Thursday, January 01, 2004


Thinking about going to Monks Mound New Year's Day, and how the monument was built over generations, in different sections, higher and higher, how, from an evolutionary perspective, mound building is a paradox. On the one hand, having a culture capable of enlisting the human power to build and support monuments represents a profound change in the organization of homo homo sapien. On the other hand, based on the geometry of the project, the people who built the early layers probably produced the greatest volume dirt with the lowest return. Maybe that WAS the pinnacle. A mound that was maybe not so high but that everyone could stand on. I wonder if the archaeological record shows a less stratified society in the early phases of construction. The higher stages may have either spurred or been the product of a society where there were fewer people on top, both literally and socio-economically. Or it could have reflected a greater concern for the evolution of society as whole, knowing that your ultimate goal will not be reached for generations, doing the hardest, least rewarding part of the job anyway. Or it could have been some early intelligentia, realizing that as society grew and became more prosperous, it would be more difficult to either maintain power and prestige over that growing number of people or simply stabilize a restless population. What better way to quell existential angst, when a subsistence based economy, when you fight every season just to exist, develops a surplus. And then starts wondering why the hell the tiny elk clan has all the goods, when they aren't really protecting us from anything real. Or, perhaps even more dangerously to the genes we all carry, starts wondering why the hell we exist at all. What better way than building a mound, something huge and ambiguous for some higher purpose.

It would be fascinating to have conversations between the illuminati, if they do exist, of today and the illuminati from different centuries.
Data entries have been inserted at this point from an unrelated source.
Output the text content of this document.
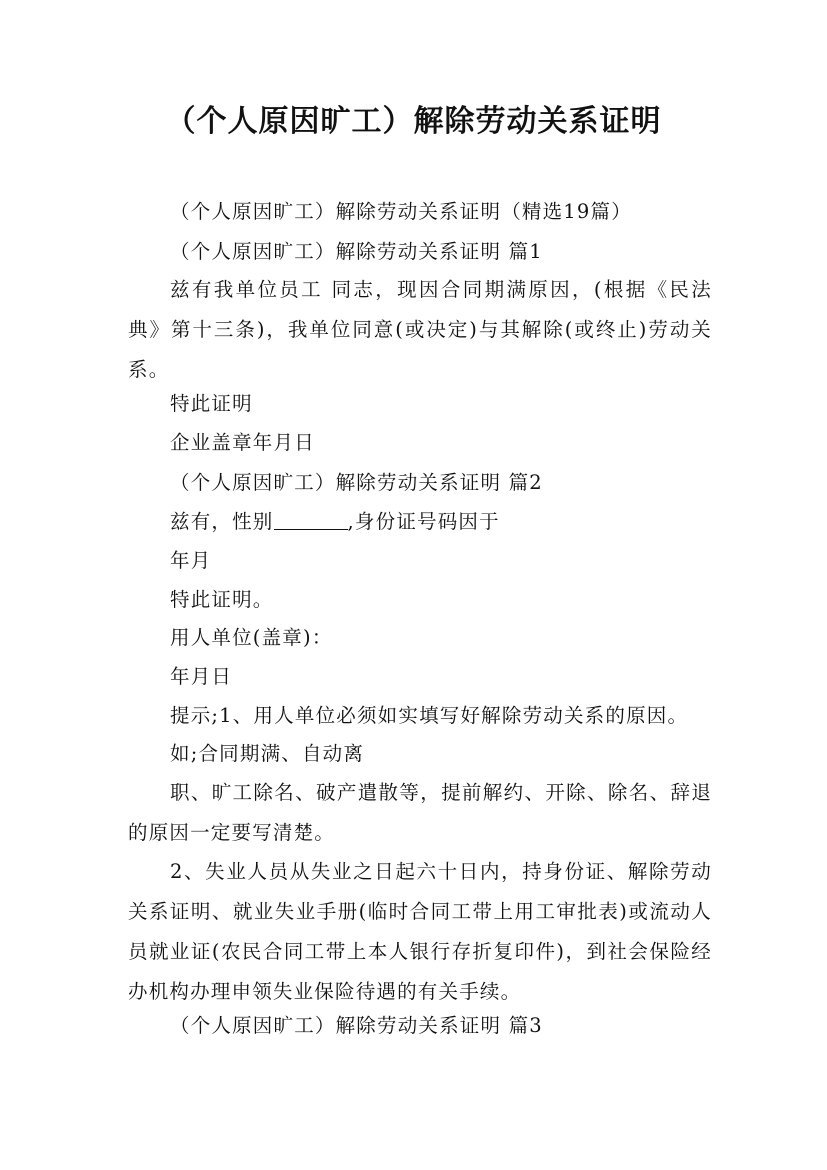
（个人原因旷工）解除劳动关系证明

（个人原因旷工）解除劳动关系证明（精选19篇）

（个人原因旷工）解除劳动关系证明 篇1

兹有我单位员工 同志，现因合同期满原因，(根据《民法典》第十三条)，我单位同意(或决定)与其解除(或终止)劳动关系。

特此证明

企业盖章年月日

（个人原因旷工）解除劳动关系证明 篇2

兹有，性别	,身份证号码因于

年月

特此证明。

用人单位(盖章)：

年月日

提示;1、用人单位必须如实填写好解除劳动关系的原因。

如;合同期满、自动离

职、旷工除名、破产遣散等，提前解约、开除、除名、辞退的原因一定要写清楚。

2、失业人员从失业之日起六十日内，持身份证、解除劳动关系证明、就业失业手册(临时合同工带上用工审批表)或流动人员就业证(农民合同工带上本人银行存折复印件)，到社会保险经办机构办理申领失业保险待遇的有关手续。

（个人原因旷工）解除劳动关系证明 篇3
I wonder what the mound builders would think of our military industrial complex. If they would think it a good thing, or think we're barbarians. "Hey, we may have built a mound to keep the plebes under control, but the point was to create a harmonious society. Your entire stratification control model is build around the idea of getting your plebes to hate other plebes." Or if they'd laugh and talk about how they could never get their plebes to buy into organized violence.